Digitalisierung

Laborsoftware macht große Fortschritte

Der digitale Laborauftrag soll zum 1. Juli in der Praxis-EDV vorgehalten werden. Derweil machen die Software-Hersteller weitere Fortschritte im Zusammenspiel der Systeme.

Veröffentlicht: 06.07.2017, 15:00 Uhr

BERLIN. Die KV Telematik GmbH und mehrere Labor- und Herstellerverbände sehen Fortschritte bei der Online-Kommunikation zwischen zuweisenden Ärzten und Laboren. Aktuell tauschten Ärzte und Labore vor allem Laboraufträge, aber auch Befunde in vielen Fällen immer noch nicht digital aus.

Hersteller von sieben Softwaresystemen haben laut Mitteilung von KV Telematik, Verein Akkreditierte Labore in der Medizin (ALM), Berufsverband Deutscher Laborärzte (BDL) sowie Qualitätsring Medizinische Software (QMS) in den vergangenen Wochen Anwendungen wie das "Digitale Muster" und "LDT 3 Befund oder Auftrag" eingebaut und beim Interoperabilitätsworkshop (IOWS) im Juni auditieren lassen.

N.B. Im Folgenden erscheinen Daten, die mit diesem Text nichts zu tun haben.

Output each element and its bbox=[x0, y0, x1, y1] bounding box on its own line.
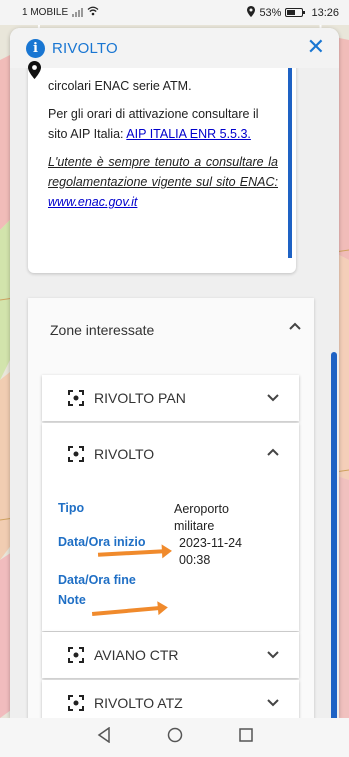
chevron-down-icon[interactable] bbox=[265, 694, 281, 710]
enac-link[interactable]: www.enac.gov.it bbox=[48, 195, 137, 209]
notes-line-3: L'utente è sempre tenuto a consultare la… bbox=[48, 152, 278, 212]
zone-item-label: RIVOLTO PAN bbox=[94, 390, 186, 406]
panel-title: RIVOLTO bbox=[52, 39, 118, 57]
center-focus-icon bbox=[68, 647, 84, 663]
inizio-label: Data/Ora inizio bbox=[58, 535, 146, 549]
location-icon bbox=[247, 5, 256, 20]
panel-header: i RIVOLTO ✕ bbox=[10, 28, 339, 68]
notes-text: circolari ENAC serie ATM. Per gli orari … bbox=[28, 68, 292, 258]
zones-card: Zone interessate RIVOLTO PAN RIVOLTO Tip… bbox=[28, 298, 314, 718]
info-icon: i bbox=[26, 38, 45, 58]
wifi-icon bbox=[87, 6, 99, 19]
zones-header[interactable]: Zone interessate bbox=[50, 310, 300, 350]
center-focus-icon bbox=[68, 446, 84, 462]
zones-title: Zone interessate bbox=[50, 322, 155, 338]
fine-label: Data/Ora fine bbox=[58, 573, 136, 587]
close-icon[interactable]: ✕ bbox=[307, 36, 325, 58]
inizio-value: 2023-11-24 00:38 bbox=[179, 536, 243, 567]
scrollbar[interactable] bbox=[331, 352, 337, 718]
navigation-bar bbox=[0, 718, 349, 757]
zone-item-rivolto-atz[interactable]: RIVOLTO ATZ bbox=[42, 680, 299, 718]
status-bar: 1 MOBILE 53% 13:26 bbox=[0, 0, 349, 25]
zone-item-label: RIVOLTO bbox=[94, 446, 155, 462]
clock: 13:26 bbox=[311, 6, 339, 19]
chevron-down-icon[interactable] bbox=[265, 646, 281, 662]
zone-item-rivolto[interactable]: RIVOLTO Tipo Aeroporto militare Data/Ora… bbox=[42, 423, 299, 631]
home-icon[interactable] bbox=[167, 727, 183, 748]
zone-item-rivolto-pan[interactable]: RIVOLTO PAN bbox=[42, 375, 299, 421]
info-panel: i RIVOLTO ✕ circolari ENAC serie ATM. Pe… bbox=[10, 28, 339, 718]
zone-item-label: RIVOLTO ATZ bbox=[94, 695, 183, 711]
zone-item-label: AVIANO CTR bbox=[94, 647, 179, 663]
panel-body[interactable]: circolari ENAC serie ATM. Per gli orari … bbox=[10, 68, 339, 718]
notes-line-2: Per gli orari di attivazione consultare … bbox=[48, 104, 278, 144]
tipo-label: Tipo bbox=[58, 501, 85, 515]
zone-item-aviano-ctr[interactable]: AVIANO CTR bbox=[42, 632, 299, 678]
note-label: Note bbox=[58, 593, 86, 607]
chevron-up-icon[interactable] bbox=[288, 320, 302, 334]
aip-link[interactable]: AIP ITALIA ENR 5.5.3. bbox=[126, 127, 251, 141]
battery-percent: 53% bbox=[259, 6, 282, 19]
recents-icon[interactable] bbox=[238, 728, 253, 747]
carrier-label: 1 MOBILE bbox=[22, 7, 69, 18]
back-icon[interactable] bbox=[97, 726, 111, 748]
battery-icon bbox=[285, 8, 306, 17]
signal-icon bbox=[72, 8, 84, 17]
center-focus-icon bbox=[68, 695, 84, 711]
tipo-value: Aeroporto militare bbox=[174, 502, 229, 533]
chevron-up-icon[interactable] bbox=[265, 445, 281, 461]
center-focus-icon bbox=[68, 390, 84, 406]
zone-detail: Tipo Aeroporto militare Data/Ora inizio … bbox=[42, 485, 299, 631]
chevron-down-icon[interactable] bbox=[265, 389, 281, 405]
annotation-arrow bbox=[91, 606, 161, 616]
notes-card: circolari ENAC serie ATM. Per gli orari … bbox=[28, 68, 296, 273]
notes-line-1: circolari ENAC serie ATM. bbox=[48, 79, 192, 93]
annotation-arrow bbox=[97, 549, 165, 557]
notes-line-3-text: L'utente è sempre tenuto a consultare la… bbox=[48, 155, 278, 189]
map-pin-icon bbox=[28, 61, 41, 84]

Ziel des IOWS sei es gewesen, dass die teilnehmenden Softwarehäuser ihre Systeme um Anwendungen zur digitalen Labordatenkommunikation erweitern, testen und erfolgreich auditieren. Alle teilnehmenden Unternehmen hätten mindestens ein Audit erfolgreich abgeschlossen, hieß es.

"Jeder trägt seinen Mini-Computer in Form des Smartphones mit sich herum, nur die Ärzte und Labore kommunizieren häufig noch nicht smart", so Dr. Michael Müller, Vorstandsvorsitzender des ALM laut Mitteilung. Es gehe nicht nur um bessere Datenübertragung, sondern auch um viel umfassendere Dateninhalte mittels des neuen LDT-Standards.

Aufgrund des großen Interesses weiterer Unternehmen, die zum Zeitpunkt des ersten IOWS noch nicht die Umsetzung der Anwendungen abgeschlossen hatten, ist ein zweiter Workshop für das vierte Quartal dieses Jahres geplant.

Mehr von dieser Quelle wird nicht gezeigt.